ヤンバルという言葉はもう、お馴染みだろうか。

沖縄島の一部の地域のことをいいます。

その地域に棲む固有種にはヤンバルの名前がつくものも多くいて、今回ご紹介するヤンバルクイナも、「ヤンバル」のついた名前を持つ生物のひとつ。

ヤンバルクイナの生態

ヤンバルクイナは日本の固有種で沖縄島北部の大宜味村、国頭村、東村などの地域の下草の生い茂った常緑広葉樹林に生息しています。

体長は35㎝、体重は340~430kgほどです。

 

上面羽衣は暗オリーブ褐色、顔やのどの羽衣は黒、耳孔を覆う羽毛から頸部にかけて白い模様が入っています。

眼先には白い斑点模様が入るのが特徴的です。

 

頸部から腹部にかけての下面の羽衣は黒く、白い横縞が入ります。

翼は小さく、筋肉も貧弱なことから、飛翔能力はほとんどないものと思われます。

 

実際に6mほどの木の上から地表に降りる時も一切羽ばたくことなく、滑空で45度の角度で降りてくるのだとか。

虹彩は赤でくちばしも丈夫で赤色、くちばしの先端だけが白くなっています。

 

黒の眼に赤い虹彩は、まるで夜更かしでもした後のように充血しているように見えます。

ちなみに、幼鳥の頃の虹彩は褐色で後肢は黄褐色をしています。

 

エサは昆虫や甲殻類、両生類や種子などで、林床で食べるか、浅い水の中で食べていることもあります。

天敵は犬や猫、マングースで、タイワンスジオやハシブトガラスなどもヤンバルクイナを襲ったりするそうで、特にマングースの南限の北上はヤンバルクイナの生息域と密接な関係があるようです。

 

夜になるとヤンバルクイナは樹上で眠ります。これは天敵の蛇などを避けるためと言われています。

ヤンバルクイナは地表に枯れ草などを用いて巣を作ります。一度の出産で3から5個の卵を産みます。

雛は真っ黒でとてもヤンバルクイナとは似つかわしくありませんが、生まれた時から丈夫な肢だけは変わりません。

ヤンバルクイナの発見

地元では昔から知っている人も多かったヤンバルクイナですが、学術上に登場したのは比較的新しい1981年です。

危険にさらされるヤンバルクイナ

近年、ヤンバルクイナの生息数は確実に減っています。

それは、生息域の減少や変化が原因のようです。

 

ヤンバルクイナの死亡率で最も多いのが交通事故と言われています。

特に繁殖期や子育て時期の事故は多く、これは親鳥がヒナにエサをやろうと行動範囲を広げることに起因するとも言われています。

 

深い森が失われ、ちょっと広い範囲で動くと、すぐに車道のあるところへ出てしまうということなのでしょう。

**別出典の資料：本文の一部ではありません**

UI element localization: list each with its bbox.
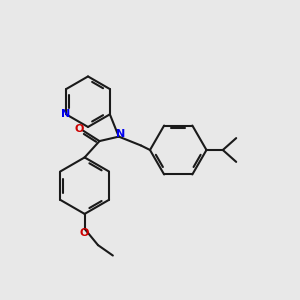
Text: N: N (116, 129, 125, 139)
Text: O: O (80, 228, 89, 238)
Text: O: O (75, 124, 84, 134)
Text: N: N (61, 109, 71, 119)
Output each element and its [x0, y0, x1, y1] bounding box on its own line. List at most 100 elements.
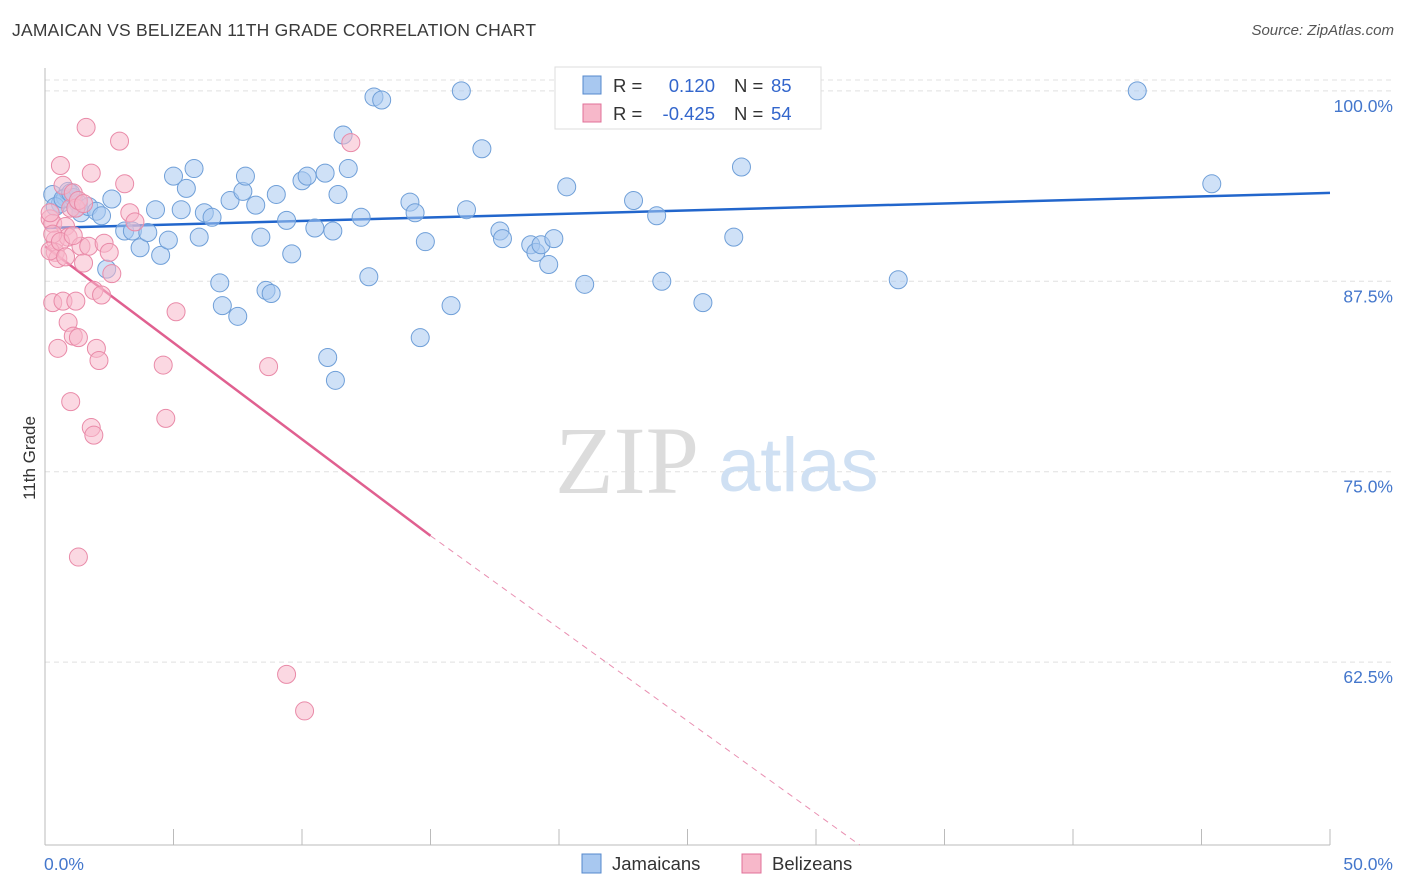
- jamaican-point: [212, 296, 232, 316]
- belizean-point: [74, 194, 94, 214]
- belizean-point: [277, 664, 297, 684]
- chart-title: JAMAICAN VS BELIZEAN 11TH GRADE CORRELAT…: [12, 20, 537, 40]
- jamaican-point: [246, 195, 266, 215]
- belizean-point: [68, 547, 88, 567]
- stats-r-value-belizeans: -0.425: [663, 103, 715, 124]
- legend-label-jamaicans: Jamaicans: [612, 853, 700, 874]
- stats-n-value-belizeans: 54: [771, 103, 792, 124]
- belizean-point: [156, 408, 176, 428]
- legend-item-jamaicans[interactable]: Jamaicans: [581, 853, 700, 874]
- jamaican-point: [92, 206, 112, 226]
- belizean-point: [68, 328, 88, 348]
- jamaican-point: [277, 210, 297, 230]
- stats-r-label-belizeans: R =: [613, 103, 642, 124]
- jamaican-point: [456, 200, 476, 220]
- belizean-point: [66, 291, 86, 311]
- belizean-point: [99, 242, 119, 262]
- jamaican-point: [146, 200, 166, 220]
- legend-swatch-belizeans: [741, 853, 762, 874]
- jamaican-point: [731, 157, 751, 177]
- stats-box: R = 0.120 N = 85 R = -0.425 N = 54: [554, 66, 822, 130]
- y-tick-label: 100.0%: [1334, 96, 1393, 116]
- jamaican-point: [415, 232, 435, 252]
- belizean-point: [153, 355, 173, 375]
- jamaican-point: [323, 221, 343, 241]
- jamaican-point: [266, 184, 286, 204]
- belizean-point: [166, 302, 186, 322]
- jamaican-point: [410, 328, 430, 348]
- belizean-point: [76, 117, 96, 137]
- jamaican-point: [372, 90, 392, 110]
- jamaican-point: [575, 274, 595, 294]
- stats-swatch-jamaicans: [582, 75, 602, 95]
- legend: Jamaicans Belizeans: [581, 853, 852, 874]
- data-points: [40, 81, 1222, 721]
- y-tick-label: 62.5%: [1343, 667, 1393, 687]
- belizean-point: [61, 392, 81, 412]
- jamaican-point: [210, 273, 230, 293]
- tick-labels: 62.5% 75.0% 87.5% 100.0% 0.0% 50.0%: [44, 96, 1393, 874]
- watermark-atlas: atlas: [718, 423, 879, 508]
- jamaican-point: [724, 227, 744, 247]
- belizean-point: [48, 338, 68, 358]
- y-axis-title: 11th Grade: [20, 416, 39, 500]
- jamaican-point: [164, 166, 183, 186]
- y-tick-label: 75.0%: [1343, 477, 1393, 497]
- belizean-point: [125, 212, 145, 232]
- belizean-point: [84, 425, 104, 445]
- legend-swatch-jamaicans: [581, 853, 602, 874]
- belizean-point: [102, 264, 122, 284]
- jamaican-point: [1202, 174, 1222, 194]
- belizean-point: [50, 156, 70, 176]
- jamaican-point: [297, 166, 317, 186]
- x-tick-label: 0.0%: [44, 854, 84, 874]
- belizean-point: [295, 701, 315, 721]
- stats-swatch-belizeans: [582, 103, 602, 123]
- belizean-point: [115, 174, 135, 194]
- jamaican-point: [693, 293, 713, 313]
- belizean-point: [56, 247, 76, 267]
- jamaican-point: [176, 178, 196, 198]
- jamaican-point: [351, 207, 371, 227]
- jamaican-point: [261, 283, 281, 303]
- stats-n-value-jamaicans: 85: [771, 75, 792, 96]
- jamaican-point: [359, 267, 379, 287]
- belizean-point: [40, 203, 60, 223]
- jamaican-point: [184, 159, 204, 179]
- belizean-point: [259, 357, 279, 377]
- chart-source: Source: ZipAtlas.com: [1251, 22, 1394, 39]
- jamaican-point: [318, 347, 338, 367]
- jamaican-point: [557, 177, 577, 197]
- jamaican-point: [130, 238, 150, 258]
- jamaican-point: [405, 203, 425, 223]
- watermark: ZIP atlas: [555, 407, 879, 514]
- stats-n-label-belizeans: N =: [734, 103, 763, 124]
- jamaican-point: [647, 206, 667, 226]
- belizean-point: [74, 253, 94, 273]
- jamaican-point: [282, 244, 302, 264]
- jamaican-point: [492, 229, 512, 249]
- jamaican-point: [315, 163, 335, 183]
- jamaican-point: [1127, 81, 1147, 101]
- jamaican-point: [102, 189, 122, 209]
- jamaican-point: [151, 245, 171, 265]
- jamaican-point: [624, 191, 644, 211]
- belizean-point: [110, 131, 130, 151]
- jamaican-point: [202, 207, 222, 227]
- jamaican-point: [228, 306, 248, 326]
- jamaican-point: [338, 159, 358, 179]
- x-tick-label: 50.0%: [1343, 854, 1393, 874]
- stats-r-value-jamaicans: 0.120: [669, 75, 715, 96]
- jamaican-point: [472, 139, 492, 159]
- belizean-point: [341, 133, 361, 153]
- jamaican-point: [652, 271, 672, 291]
- jamaican-point: [189, 227, 209, 247]
- trend-line-jamaicans: [44, 191, 1331, 230]
- jamaican-point: [544, 229, 564, 249]
- jamaican-point: [888, 270, 908, 290]
- jamaican-point: [171, 200, 191, 220]
- legend-item-belizeans[interactable]: Belizeans: [741, 853, 852, 874]
- belizean-point: [89, 351, 109, 371]
- stats-r-label-jamaicans: R =: [613, 75, 642, 96]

1982年には国の天然記念物に指定されたヤンバルクイナは、1993年には希少野生動植物に指定され保護の対象となりしました。

ヤンバルクイナの鳴き声

ヤンバルクイナは薄明薄暮時期に鳴くことが多く、雌雄で互いに鳴き交わすことも度々あります。

「キョキョキョキョキョ」というけたたましい鳴き声を出します。

 

ヤンバルクイナの森

自然界ではヒトの姿が見えただけですぐに身を隠してしまうヤンバルクイナ。

そんなヤンバルクイナをぜひ近くで見たい!!という人はぜひ沖縄島国頭村の安田くいなふれあい公園に出かけてみてください。

 

施設の中にはヤンバルクイナ関連の展示ブースがあり、より詳しくヤンバルクイナを知ることが出来ます。

また、この施設にいるヤンバルクイナはとても人懐こく、人が近づくと、自らよって来ることもあるのだとか。

間近でじっくりとヤンバルクイナを観ることが出来ますよ。

ヤンバルクイナのまとめ

ヤンバルクイナは日本の固有種で沖縄島のヤンバルと言われる地域に生息している。

ヤンバルクイナは体のわりに羽が小さく、ほとんど飛翔能力はない。

 

ヤンバル地域では犬や猫の他にマングースやタイワンスジオ、ハシブトガラスなどが天敵になる。

国の天然記念物に指定され、また希少野植物にも登録されています。